When I was young, I read all that I could find on art, I used to visit art galleries, buy postcards and try to make my own versions of the paintings. I read what I could about photographers (note: photographers, not photography beyond the basic how to process a film) and even late into my fifties I was very aware of who was shooting which calendar with which models and where: I was in the same business and such knowledge was vital. Today, long retired, I neither see many such productions nor are many of the same ones still going strong. So much changed, from money in advertising, how it was shared out and the disaster that political correctness was to become for hundreds of snappers as well as for as many - if not many more - models. Within the world of art, and for convenience I shall include photography here, my interest is strongly focussed on the person and the style of the work is usually already familiar, or the interest in the person wouldn't exist. I enjoy interviews with photographers but have less interest in hearing about how they do what they do. (It doesn't matter: what matters is what they have to show, so I think we agree there too.) I really want to know more about their battles, the challenges they had to overcome. Cameras, lenses, they are all the same except for the brand names - that's of no interest to me.

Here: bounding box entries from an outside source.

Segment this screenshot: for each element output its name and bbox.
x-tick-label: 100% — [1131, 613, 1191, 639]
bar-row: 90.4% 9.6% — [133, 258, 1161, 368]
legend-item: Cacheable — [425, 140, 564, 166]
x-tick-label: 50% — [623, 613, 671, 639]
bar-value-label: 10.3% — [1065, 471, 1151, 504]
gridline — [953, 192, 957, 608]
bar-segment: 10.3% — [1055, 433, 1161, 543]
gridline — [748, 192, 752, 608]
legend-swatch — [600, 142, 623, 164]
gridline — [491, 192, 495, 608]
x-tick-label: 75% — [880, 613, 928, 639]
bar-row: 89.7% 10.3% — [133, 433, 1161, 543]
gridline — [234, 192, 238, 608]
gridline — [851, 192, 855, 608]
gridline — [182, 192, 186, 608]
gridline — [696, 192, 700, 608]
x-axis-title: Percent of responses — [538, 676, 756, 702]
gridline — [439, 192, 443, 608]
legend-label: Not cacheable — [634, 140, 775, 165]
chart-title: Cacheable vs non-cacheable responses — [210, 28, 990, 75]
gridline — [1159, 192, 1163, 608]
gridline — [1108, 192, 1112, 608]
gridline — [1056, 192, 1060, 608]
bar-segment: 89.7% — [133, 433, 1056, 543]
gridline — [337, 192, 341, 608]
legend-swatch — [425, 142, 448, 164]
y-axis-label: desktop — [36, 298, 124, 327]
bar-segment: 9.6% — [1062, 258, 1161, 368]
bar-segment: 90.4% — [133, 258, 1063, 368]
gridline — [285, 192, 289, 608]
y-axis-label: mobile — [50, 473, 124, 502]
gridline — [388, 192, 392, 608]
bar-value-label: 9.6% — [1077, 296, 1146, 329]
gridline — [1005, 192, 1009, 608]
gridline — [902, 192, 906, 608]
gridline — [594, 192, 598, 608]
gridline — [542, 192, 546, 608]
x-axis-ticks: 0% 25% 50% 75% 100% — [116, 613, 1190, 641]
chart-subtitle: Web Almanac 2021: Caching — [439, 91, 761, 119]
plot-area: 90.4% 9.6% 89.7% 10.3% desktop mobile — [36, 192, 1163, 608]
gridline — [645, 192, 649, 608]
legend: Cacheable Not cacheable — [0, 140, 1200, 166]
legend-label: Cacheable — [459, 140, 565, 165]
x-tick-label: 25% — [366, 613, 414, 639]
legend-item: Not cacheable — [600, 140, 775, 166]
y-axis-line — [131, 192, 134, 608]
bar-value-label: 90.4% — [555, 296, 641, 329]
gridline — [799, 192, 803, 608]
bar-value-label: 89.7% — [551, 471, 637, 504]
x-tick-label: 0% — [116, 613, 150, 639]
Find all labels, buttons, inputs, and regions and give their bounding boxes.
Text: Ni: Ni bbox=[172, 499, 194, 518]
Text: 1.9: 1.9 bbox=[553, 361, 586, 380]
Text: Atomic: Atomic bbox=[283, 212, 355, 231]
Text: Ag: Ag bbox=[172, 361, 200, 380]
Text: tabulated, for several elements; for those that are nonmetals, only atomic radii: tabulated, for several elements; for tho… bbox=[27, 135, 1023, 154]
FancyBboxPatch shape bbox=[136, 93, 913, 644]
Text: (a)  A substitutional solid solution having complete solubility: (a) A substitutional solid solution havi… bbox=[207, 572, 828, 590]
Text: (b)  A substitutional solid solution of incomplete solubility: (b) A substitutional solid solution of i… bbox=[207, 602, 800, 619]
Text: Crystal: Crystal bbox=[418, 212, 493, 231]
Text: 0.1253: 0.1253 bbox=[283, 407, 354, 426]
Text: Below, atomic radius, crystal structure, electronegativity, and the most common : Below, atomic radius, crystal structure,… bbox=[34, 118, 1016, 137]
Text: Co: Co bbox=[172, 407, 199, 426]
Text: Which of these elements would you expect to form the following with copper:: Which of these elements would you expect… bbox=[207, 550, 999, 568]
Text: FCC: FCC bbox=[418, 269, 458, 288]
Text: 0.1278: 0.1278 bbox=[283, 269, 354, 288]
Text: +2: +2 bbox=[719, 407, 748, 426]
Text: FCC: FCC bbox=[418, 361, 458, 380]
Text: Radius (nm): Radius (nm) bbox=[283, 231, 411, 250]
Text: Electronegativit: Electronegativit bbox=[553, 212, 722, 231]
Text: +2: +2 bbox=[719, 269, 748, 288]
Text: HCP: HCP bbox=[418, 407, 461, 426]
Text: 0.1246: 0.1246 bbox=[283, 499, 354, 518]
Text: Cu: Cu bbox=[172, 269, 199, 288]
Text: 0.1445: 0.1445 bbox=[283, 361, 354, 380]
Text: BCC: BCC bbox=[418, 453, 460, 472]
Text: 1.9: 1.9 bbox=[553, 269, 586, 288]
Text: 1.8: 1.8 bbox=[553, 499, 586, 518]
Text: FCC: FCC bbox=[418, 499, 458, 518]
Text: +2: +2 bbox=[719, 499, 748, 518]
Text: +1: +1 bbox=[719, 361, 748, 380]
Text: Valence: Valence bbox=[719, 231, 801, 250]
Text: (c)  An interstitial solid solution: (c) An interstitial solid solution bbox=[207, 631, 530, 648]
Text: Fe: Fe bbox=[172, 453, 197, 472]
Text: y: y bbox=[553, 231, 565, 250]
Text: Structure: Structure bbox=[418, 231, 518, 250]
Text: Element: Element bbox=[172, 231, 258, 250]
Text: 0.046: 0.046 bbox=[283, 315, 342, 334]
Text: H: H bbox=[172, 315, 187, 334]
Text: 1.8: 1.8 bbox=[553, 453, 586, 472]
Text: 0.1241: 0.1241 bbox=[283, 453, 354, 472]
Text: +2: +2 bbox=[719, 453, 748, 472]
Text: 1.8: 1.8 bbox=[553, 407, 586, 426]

3. I'm not so sure I feel totally happy about "art is communication," but it certainly often is. This is seldom better used than in road and similar signs and symbols; airports do it well on an internationally understood manner; great work! Photographs? Paintings? As I say, I'm not so sure. In my amateur status today I really don't intend to
communicate anything; I try to
recognize something there within the thing that draws me to photograph it. I have no way of making a third part understand what drew me - if I really know myself - without resorting to lengthy captions, and so it doesn't form part of my motivation. That said, I do respond to pictures that somebody else makes that ring bells within me: it's the ready-made version of doing it for myself. As you wrote about reactions to music, it's visceral, and, I'd add, hardly cerebral when it's applied to photography.
4. Favourite pictures of mine - my own or by others - don't do much of that. I just see great graphics and something, sometimes, somewhere within that I think beautiful. I can't confess to thinking deeply about meaning bcause I feel that's pointless, for whatever I may try to read or load into a picture is just my own attempt at second-guessing the author. Which usually displeases me when folks indulge in that exercise. I believe we experience, when we experience anything from an artwork, emotion and not meaning which, of course is specific and, if not, largely imaginary and thus a little masturbatory mind game of our own.
Of course, for anybody else, a totally different persective is unavoidable. I'm just the product of my own genes and experiences.